STRV is growing fast. Are you afraid of becoming a corporation that will no longer have such a personal relationship with people?
Not really. We're picking people who do not have corporate ambitions. If someone says they want to be a manager, the red light goes on. It often happens that these people start to like power very much, they start to build their playground and control everything. We want people for whom managing someone is almost a punishment. Most people who have natural leadership skills will tell you they do not want to lead, but if you ask them for it, they will do it. We choose people for whom work is more important than a title on a business card.
STRV has recently introduced middle management and each team got its own manager. Did anything change?

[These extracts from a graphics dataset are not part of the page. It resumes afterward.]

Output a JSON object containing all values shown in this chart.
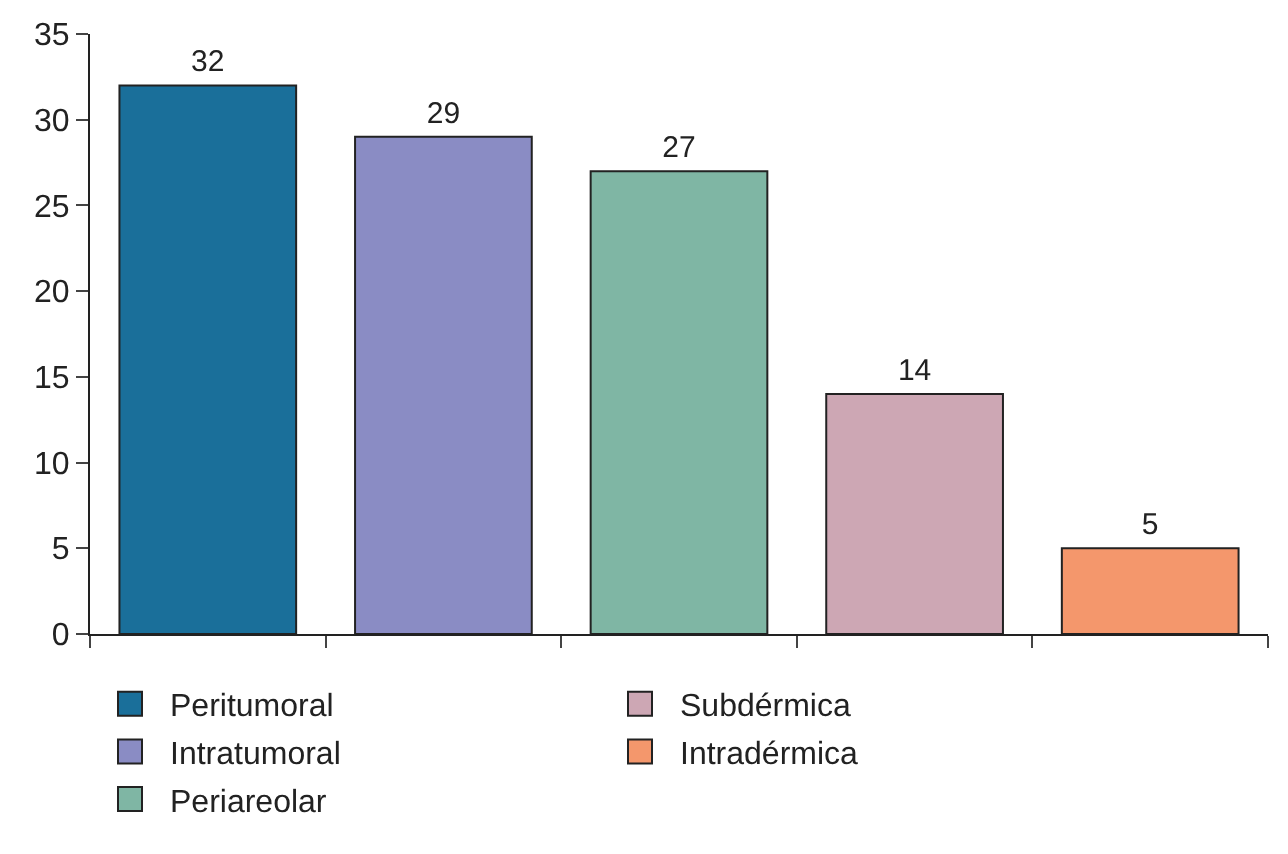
{
  "chart_data": {
    "type": "bar",
    "categories": [
      null,
      null,
      null,
      null,
      null
    ],
    "series": [
      {
        "name": "Peritumoral",
        "color": "#1a6f9a",
        "values": [
          32,
          null,
          null,
          null,
          null
        ]
      },
      {
        "name": "Intratumoral",
        "color": "#8a8cc4",
        "values": [
          null,
          29,
          null,
          null,
          null
        ]
      },
      {
        "name": "Periareolar",
        "color": "#7fb6a4",
        "values": [
          null,
          null,
          27,
          null,
          null
        ]
      },
      {
        "name": "Subdérmica",
        "color": "#cda7b4",
        "values": [
          null,
          null,
          null,
          14,
          null
        ]
      },
      {
        "name": "Intradérmica",
        "color": "#f4976c",
        "values": [
          null,
          null,
          null,
          null,
          5
        ]
      }
    ],
    "ylim": [
      0,
      35
    ],
    "yticks": [
      0,
      5,
      10,
      15,
      20,
      25,
      30,
      35
    ],
    "data_labels": true,
    "legend": "bottom"
  }
}
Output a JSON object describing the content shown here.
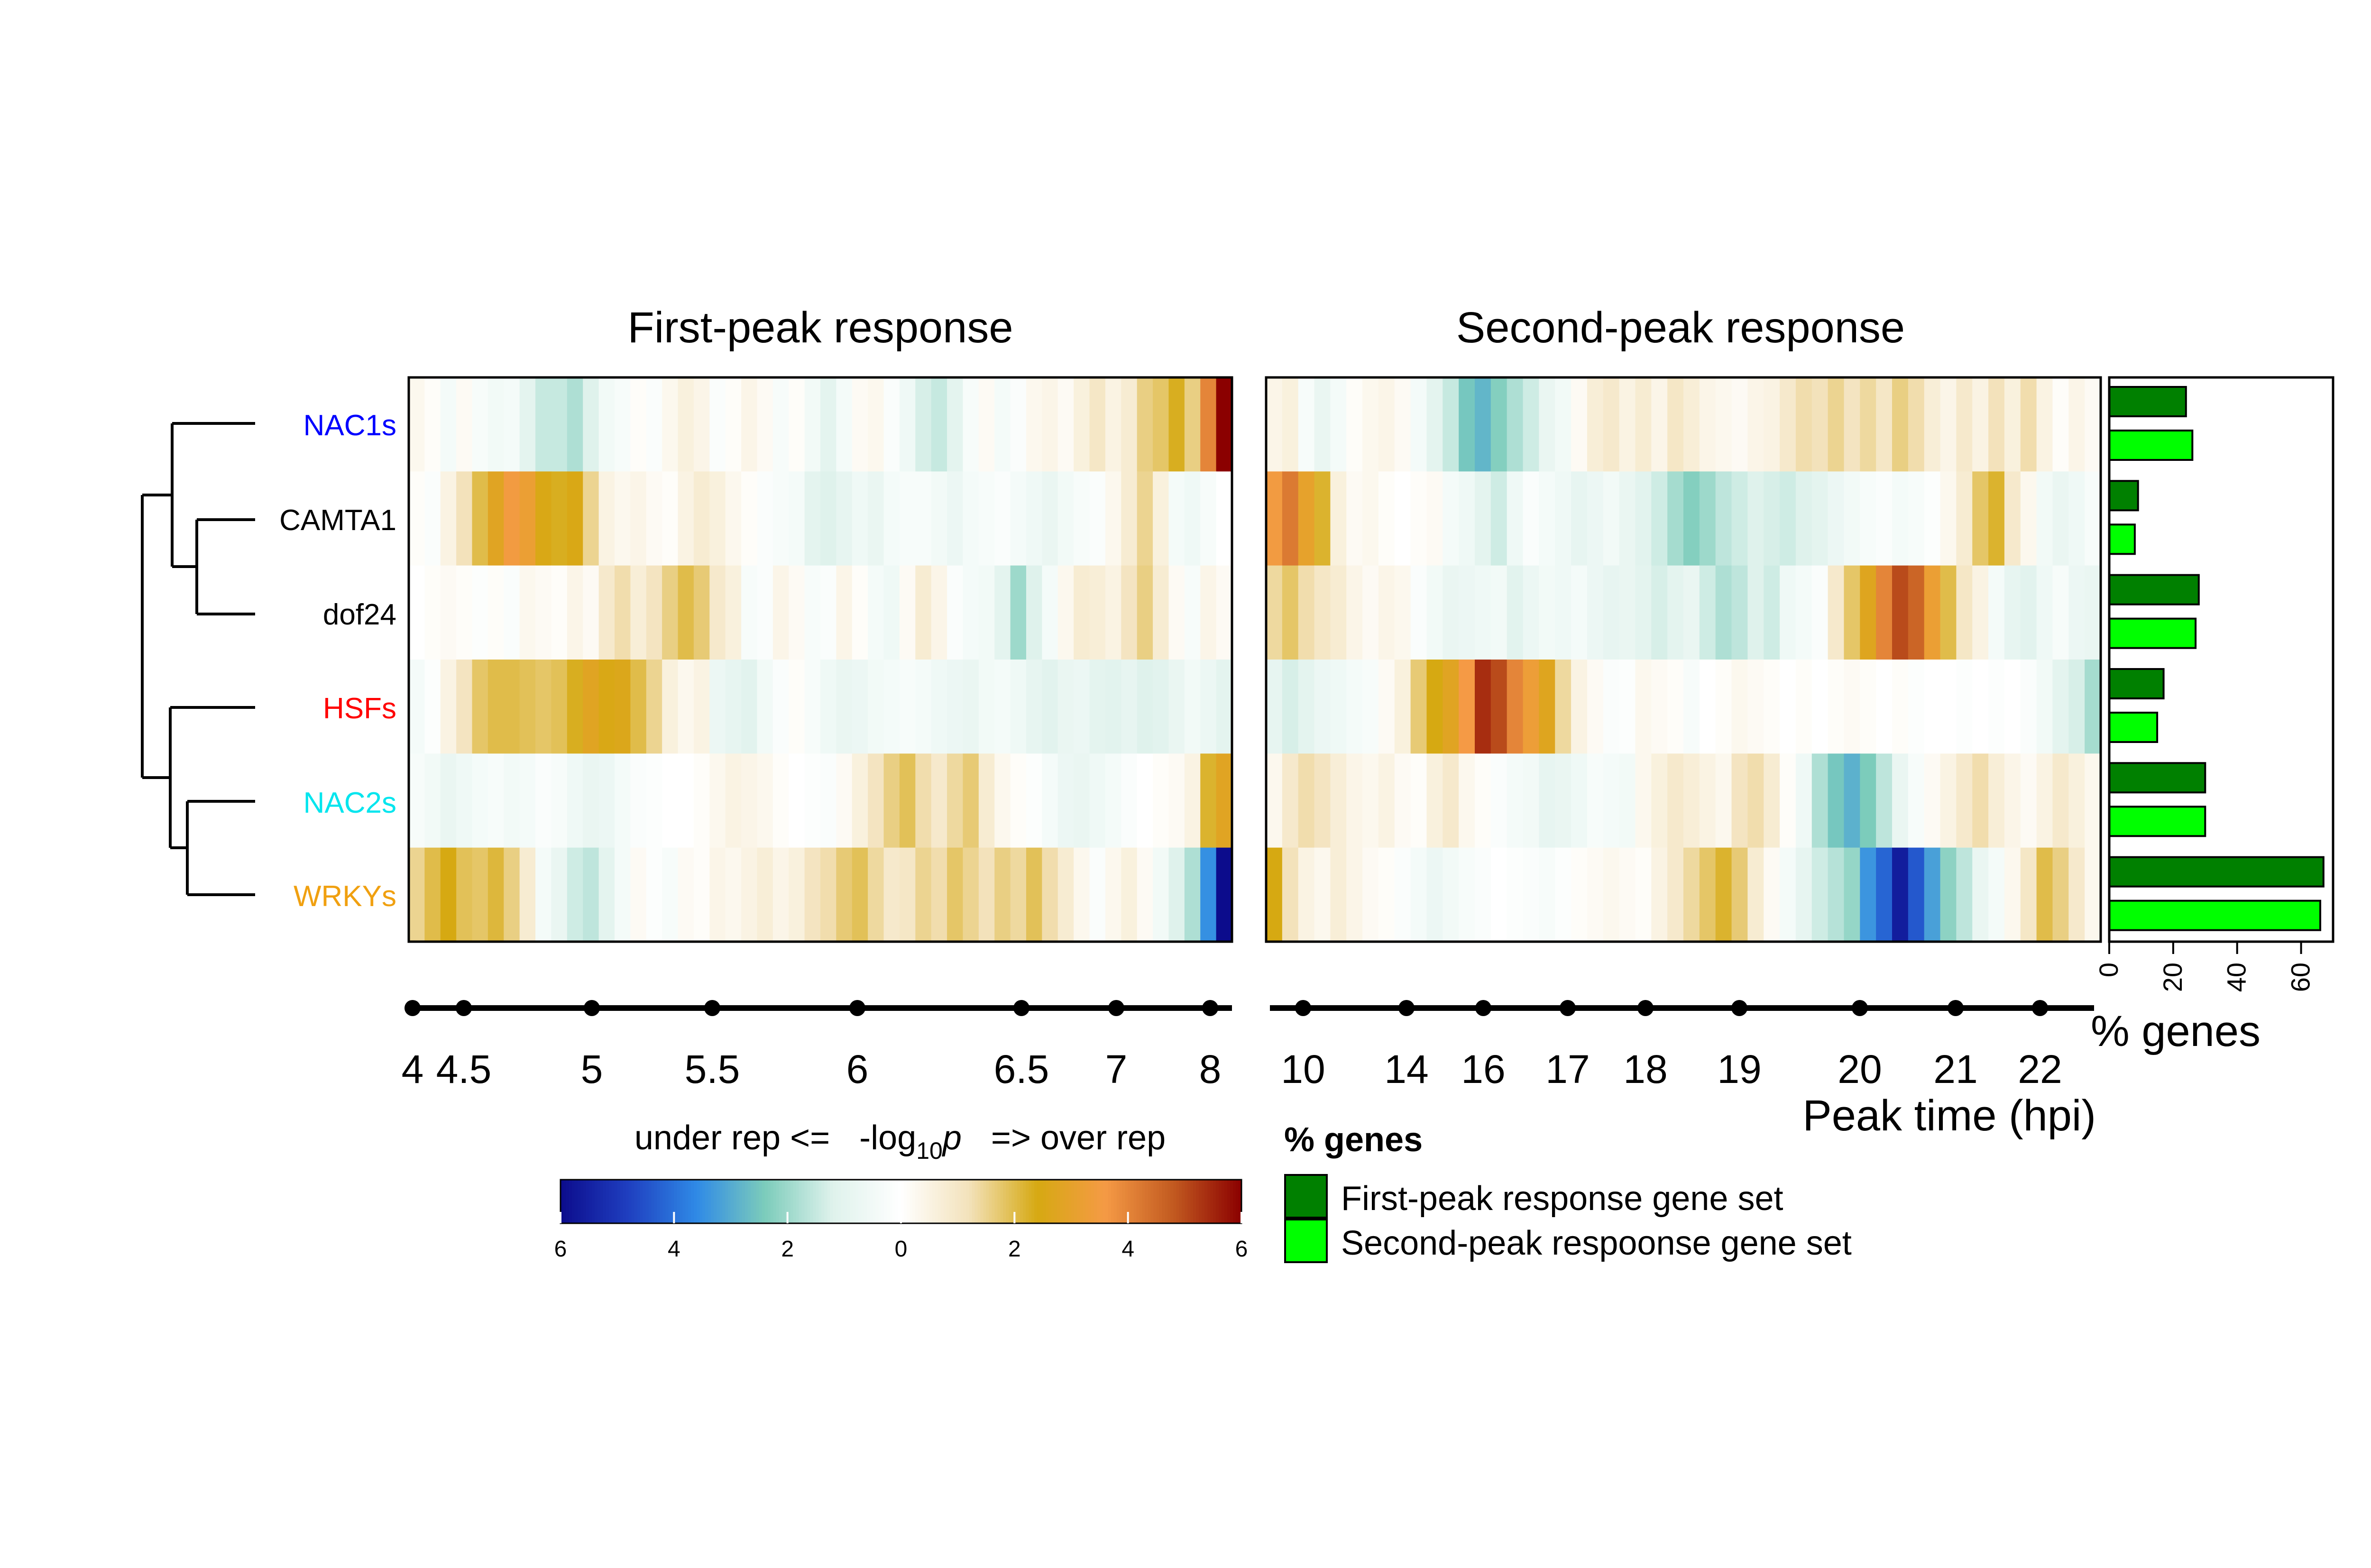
{
  "colors": {
    "heat_negative": [
      "#0c0c8c",
      "#1f3fc0",
      "#2f8ae6",
      "#7cccbb",
      "#dff2ec",
      "#ffffff"
    ],
    "heat_positive": [
      "#ffffff",
      "#f3e2bb",
      "#d6a912",
      "#f59a45",
      "#c25a20",
      "#8b0000"
    ],
    "bar_first": "#008000",
    "bar_second": "#00ff00",
    "frame": "#000000"
  },
  "chart_data": [
    {
      "id": "first-peak",
      "type": "heatmap",
      "title": "First-peak response",
      "rows": [
        "NAC1s",
        "CAMTA1",
        "dof24",
        "HSFs",
        "NAC2s",
        "WRKYs"
      ],
      "row_colors": [
        "#0000ff",
        "#000000",
        "#000000",
        "#ff0000",
        "#00ffff",
        "#ffa500"
      ],
      "columns": 52,
      "time_ticks": [
        4,
        4.5,
        5,
        5.5,
        6,
        6.5,
        7,
        8
      ],
      "values": [
        [
          0.3,
          0.1,
          -0.4,
          0.2,
          -0.3,
          -0.5,
          -0.4,
          -1.0,
          -1.5,
          -1.5,
          -1.8,
          -1.2,
          -0.5,
          -0.3,
          0.1,
          -0.2,
          0.3,
          0.6,
          0.4,
          -0.2,
          0.1,
          0.4,
          0.2,
          -0.3,
          0.1,
          -0.5,
          -1.0,
          -0.4,
          0.2,
          0.3,
          -0.2,
          -0.6,
          -1.3,
          -1.5,
          -1.0,
          -0.3,
          0.2,
          -0.4,
          -0.2,
          0.3,
          0.4,
          0.2,
          0.6,
          1.0,
          0.5,
          0.8,
          1.6,
          1.8,
          2.3,
          1.6,
          4.0,
          6.0
        ],
        [
          0.1,
          -0.2,
          0.5,
          1.2,
          2.0,
          2.8,
          3.5,
          3.2,
          2.5,
          2.3,
          2.5,
          1.5,
          0.5,
          0.3,
          0.4,
          0.2,
          0.1,
          0.5,
          0.8,
          0.6,
          0.3,
          0.1,
          -0.2,
          -0.3,
          -0.4,
          -1.0,
          -1.2,
          -0.9,
          -0.6,
          -0.8,
          -0.4,
          -0.3,
          -0.3,
          -0.5,
          -0.7,
          -0.4,
          -0.3,
          -0.2,
          -0.4,
          -0.6,
          -0.8,
          -0.5,
          -0.3,
          -0.2,
          0.3,
          0.8,
          1.5,
          0.6,
          -0.4,
          -0.6,
          -0.3,
          0.0
        ],
        [
          0.0,
          0.1,
          0.2,
          0.1,
          -0.1,
          0.1,
          -0.2,
          0.3,
          0.2,
          0.1,
          0.4,
          0.2,
          0.9,
          1.3,
          0.7,
          1.1,
          1.6,
          2.0,
          1.7,
          0.9,
          0.6,
          -0.3,
          -0.2,
          0.4,
          0.2,
          -0.3,
          -0.2,
          0.4,
          0.1,
          -0.4,
          -0.6,
          0.2,
          0.8,
          0.4,
          -0.2,
          -0.4,
          -0.5,
          -1.0,
          -2.0,
          -1.2,
          -0.4,
          0.3,
          0.8,
          0.7,
          0.5,
          1.1,
          1.6,
          0.8,
          0.2,
          -0.3,
          0.4,
          0.2
        ],
        [
          -0.4,
          -0.1,
          0.5,
          1.1,
          1.8,
          2.0,
          2.0,
          1.9,
          1.8,
          1.9,
          2.3,
          2.8,
          2.5,
          2.6,
          2.0,
          1.5,
          0.6,
          0.3,
          0.5,
          -0.7,
          -0.9,
          -1.1,
          -0.5,
          -0.2,
          0.1,
          -0.3,
          -0.6,
          -0.8,
          -0.7,
          -0.5,
          -0.4,
          -0.3,
          -0.4,
          -0.6,
          -0.7,
          -0.8,
          -0.5,
          -0.4,
          -0.6,
          -0.9,
          -1.1,
          -0.8,
          -0.7,
          -1.0,
          -1.1,
          -0.9,
          -1.2,
          -1.1,
          -0.8,
          -0.5,
          -0.7,
          -1.0
        ],
        [
          -0.3,
          -0.5,
          -0.8,
          -0.6,
          -0.4,
          -0.3,
          -0.5,
          -0.4,
          -0.2,
          -0.3,
          -0.6,
          -0.8,
          -0.7,
          -0.4,
          -0.2,
          -0.1,
          0.0,
          0.0,
          0.1,
          0.3,
          0.5,
          0.4,
          0.3,
          0.1,
          0.0,
          -0.1,
          -0.2,
          0.2,
          0.6,
          1.1,
          1.6,
          1.9,
          1.3,
          0.9,
          1.4,
          1.7,
          0.8,
          0.3,
          0.1,
          -0.1,
          -0.4,
          -0.7,
          -0.8,
          -0.6,
          -0.4,
          -0.2,
          0.0,
          0.1,
          0.2,
          0.5,
          2.2,
          2.8
        ],
        [
          1.5,
          2.0,
          2.4,
          1.9,
          1.8,
          2.1,
          1.6,
          0.8,
          -0.4,
          -0.8,
          -1.4,
          -1.6,
          -1.0,
          -0.4,
          0.2,
          -0.1,
          -0.3,
          0.2,
          0.1,
          0.4,
          0.3,
          0.5,
          0.7,
          0.4,
          0.6,
          1.1,
          1.3,
          1.7,
          1.9,
          1.4,
          0.9,
          1.0,
          1.5,
          1.3,
          1.8,
          1.5,
          1.2,
          1.6,
          1.4,
          1.9,
          1.3,
          0.8,
          0.3,
          -0.2,
          0.3,
          0.6,
          0.2,
          -0.5,
          -1.2,
          -1.8,
          -3.5,
          -6.0
        ]
      ]
    },
    {
      "id": "second-peak",
      "type": "heatmap",
      "title": "Second-peak response",
      "rows": [
        "NAC1s",
        "CAMTA1",
        "dof24",
        "HSFs",
        "NAC2s",
        "WRKYs"
      ],
      "columns": 52,
      "time_ticks": [
        10,
        14,
        16,
        17,
        18,
        19,
        20,
        21,
        22
      ],
      "xlabel": "Peak time (hpi)",
      "values": [
        [
          0.4,
          0.6,
          -0.3,
          -0.8,
          -0.4,
          0.1,
          0.3,
          0.4,
          0.2,
          -0.4,
          -1.0,
          -1.5,
          -2.5,
          -2.8,
          -2.3,
          -1.8,
          -1.4,
          -0.8,
          -0.5,
          0.2,
          0.7,
          0.9,
          0.5,
          0.8,
          0.4,
          1.0,
          0.7,
          0.4,
          0.3,
          0.2,
          0.4,
          0.5,
          0.9,
          1.3,
          1.2,
          1.5,
          1.1,
          1.4,
          1.0,
          1.6,
          1.3,
          0.7,
          0.4,
          0.9,
          0.5,
          1.2,
          0.6,
          1.3,
          0.5,
          0.1,
          0.4,
          0.2
        ],
        [
          3.5,
          4.2,
          3.0,
          2.2,
          0.6,
          0.2,
          0.3,
          0.1,
          0.0,
          0.1,
          0.2,
          -0.4,
          -0.6,
          -1.0,
          -1.4,
          -0.6,
          -0.2,
          -0.4,
          -0.6,
          -0.9,
          -0.7,
          -0.5,
          -0.8,
          -1.1,
          -1.4,
          -1.9,
          -2.3,
          -2.0,
          -1.6,
          -1.4,
          -1.2,
          -1.3,
          -1.4,
          -1.2,
          -1.0,
          -0.7,
          -0.5,
          -0.3,
          -0.2,
          -0.4,
          -0.3,
          -0.1,
          0.3,
          0.8,
          1.8,
          2.2,
          0.9,
          0.3,
          -0.5,
          -0.8,
          -0.6,
          -0.3
        ],
        [
          1.4,
          1.8,
          1.3,
          1.0,
          0.8,
          0.4,
          0.2,
          0.4,
          0.3,
          -0.2,
          -0.5,
          -0.8,
          -0.7,
          -0.6,
          -0.5,
          -1.1,
          -0.7,
          -0.5,
          -0.6,
          -0.4,
          -0.7,
          -0.9,
          -0.8,
          -1.0,
          -1.3,
          -1.0,
          -0.8,
          -1.4,
          -1.8,
          -1.6,
          -1.2,
          -1.4,
          -0.6,
          -0.4,
          -0.2,
          0.9,
          1.8,
          2.7,
          4.0,
          5.0,
          4.6,
          3.2,
          2.0,
          1.0,
          0.5,
          -0.4,
          -0.9,
          -1.1,
          -0.6,
          -0.3,
          -0.7,
          -0.8
        ],
        [
          -0.9,
          -1.3,
          -1.0,
          -0.7,
          -0.6,
          -0.4,
          -0.3,
          0.2,
          0.6,
          1.7,
          2.4,
          2.8,
          3.6,
          5.4,
          5.0,
          4.0,
          3.3,
          2.7,
          1.4,
          0.5,
          0.2,
          -0.2,
          -0.1,
          0.3,
          0.2,
          0.1,
          -0.3,
          0.0,
          0.1,
          0.3,
          0.2,
          0.1,
          0.0,
          0.1,
          0.0,
          0.1,
          0.2,
          0.1,
          0.0,
          0.1,
          -0.1,
          0.0,
          0.0,
          -0.1,
          0.0,
          -0.1,
          0.0,
          -0.2,
          -0.5,
          -1.0,
          -1.3,
          -1.9
        ],
        [
          0.3,
          0.9,
          1.3,
          1.1,
          0.7,
          0.4,
          0.3,
          0.5,
          0.2,
          0.1,
          0.6,
          0.9,
          0.3,
          0.1,
          -0.2,
          -0.4,
          -0.5,
          -0.9,
          -0.8,
          -0.6,
          -0.3,
          -0.4,
          -0.5,
          0.3,
          0.6,
          0.9,
          0.7,
          0.5,
          0.3,
          1.1,
          1.3,
          0.8,
          0.1,
          -0.6,
          -1.8,
          -2.5,
          -2.9,
          -2.4,
          -1.6,
          -0.8,
          -0.3,
          0.2,
          0.5,
          0.9,
          1.3,
          0.7,
          0.4,
          0.2,
          0.5,
          0.9,
          0.6,
          0.3
        ],
        [
          2.4,
          1.2,
          0.5,
          0.3,
          0.7,
          0.4,
          0.2,
          0.1,
          -0.2,
          -0.4,
          -0.7,
          -0.5,
          -0.3,
          -0.2,
          0.0,
          -0.1,
          -0.2,
          -0.3,
          -0.1,
          0.1,
          0.2,
          0.3,
          0.2,
          0.1,
          0.5,
          0.9,
          1.4,
          1.8,
          2.2,
          1.7,
          0.8,
          0.2,
          -0.4,
          -0.9,
          -1.4,
          -1.7,
          -2.1,
          -3.4,
          -4.2,
          -5.6,
          -4.4,
          -3.2,
          -2.2,
          -1.6,
          -0.8,
          -0.4,
          0.3,
          1.0,
          2.0,
          1.6,
          0.9,
          0.3
        ]
      ]
    },
    {
      "id": "percent-genes",
      "type": "bar",
      "orientation": "horizontal",
      "categories": [
        "NAC1s",
        "CAMTA1",
        "dof24",
        "HSFs",
        "NAC2s",
        "WRKYs"
      ],
      "series": [
        {
          "name": "First-peak response gene set",
          "values": [
            24,
            9,
            28,
            17,
            30,
            67
          ]
        },
        {
          "name": "Second-peak respoonse gene set",
          "values": [
            26,
            8,
            27,
            15,
            30,
            66
          ]
        }
      ],
      "xlim": [
        0,
        70
      ],
      "xticks": [
        0,
        20,
        40,
        60
      ],
      "xlabel": "% genes"
    }
  ],
  "colorbar": {
    "caption_left": "under rep  <=",
    "caption_mid": "-log",
    "caption_sub": "10",
    "caption_p": "p",
    "caption_right": "=>  over rep",
    "tick_labels": [
      "6",
      "4",
      "2",
      "0",
      "2",
      "4",
      "6"
    ],
    "range": [
      -6,
      6
    ]
  },
  "legend": {
    "title": "% genes",
    "items": [
      "First-peak response gene set",
      "Second-peak respoonse gene set"
    ]
  }
}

I do not really like the word manager or leader, but there's probably nothing better. We are trying to find ways to override the logic of corporate governance. We do not want to get into a typical situation where the most experienced and thus expensive person gets stuck in a useless agenda (such as approving invoices and holidays and being responsible for reporting) and does not develop their strongest skills. Instead of creating new managers, we are trying to divide the work so that there is only a small number of managers who are devoted to their expertise. In this respect, I like the idea of self-managing teams by Google.
How do they work?
Google wants to change the common practice where about every eight people have a manager. They found that they were able to divide the administrative work of the manager into the team - one approves holidays, the other keeps an eye on the budget, another one makes reports and the like. By delegating responsibility, the ratio may not be 1:7, but 1:50. In such a situation, it is realistic to find good leaders and let daily routine be done by the teams themselves. It seems to me to like a brilliant idea.
Do you try to innovate when recruiting and working with people?

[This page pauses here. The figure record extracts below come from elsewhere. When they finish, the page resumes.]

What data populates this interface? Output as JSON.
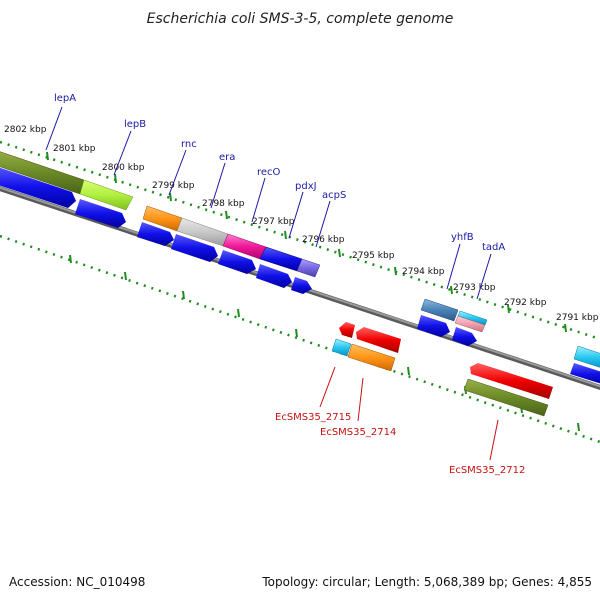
{
  "title": "Escherichia coli SMS-3-5, complete genome",
  "footer": {
    "accession": "Accession: NC_010498",
    "topology": "Topology: circular; Length: 5,068,389 bp; Genes: 4,855"
  },
  "kbp_labels": [
    "2802 kbp",
    "2801 kbp",
    "2800 kbp",
    "2799 kbp",
    "2798 kbp",
    "2797 kbp",
    "2796 kbp",
    "2795 kbp",
    "2794 kbp",
    "2793 kbp",
    "2792 kbp",
    "2791 kbp"
  ],
  "forward_gene_labels": [
    "lepA",
    "lepB",
    "rnc",
    "era",
    "recO",
    "pdxJ",
    "acpS",
    "yhfB",
    "tadA"
  ],
  "reverse_gene_labels": [
    "EcSMS35_2715",
    "EcSMS35_2714",
    "EcSMS35_2712"
  ],
  "colors": {
    "forward_label": "#1a1aa6",
    "reverse_label": "#c81010",
    "tick": "#1e8c1e",
    "backbone": "#808080",
    "cds_arrow": "#1010e0"
  }
}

I play around with a lot of marketing tools, whether it's a newsletter, a chatbot or a loyalty program for the best employees. Marketing is ahead of HR. We use Instagram Stories in our business. Every day we give at least one video to show what's new. There are snapshots when a new office opens in Brno, when David and Lubo arrange new projects, or a project manager introduces his team. Everyone can see what's going on.
Where do you get inspiration?
I find most inspiration in areas other than HR. I search for information, listen to podcasts and read a lot. If I, for example, want to find out more about email marketing, I look at the email marketing conferences and I go to one of them. If I cannot go, I'll see who's giving lectures, I try to find their blogs, read their articles, and start following them on Twitter.
Matěj Matolín works as a recruiter, a manager and a consultant. He writes the most popular Czech blog about recruitment Lovec hlav, organizes workshops, writes in the media and talks at conferences. His career has gone through recruitment in various fields ranging from automotive, heavy industry, and fintech to IT. He has experience in recruiting very specific positions as well as thousands of workers in production. He is currently recruiting for STRV, a company developing applications for the best startups in Silicon Valley.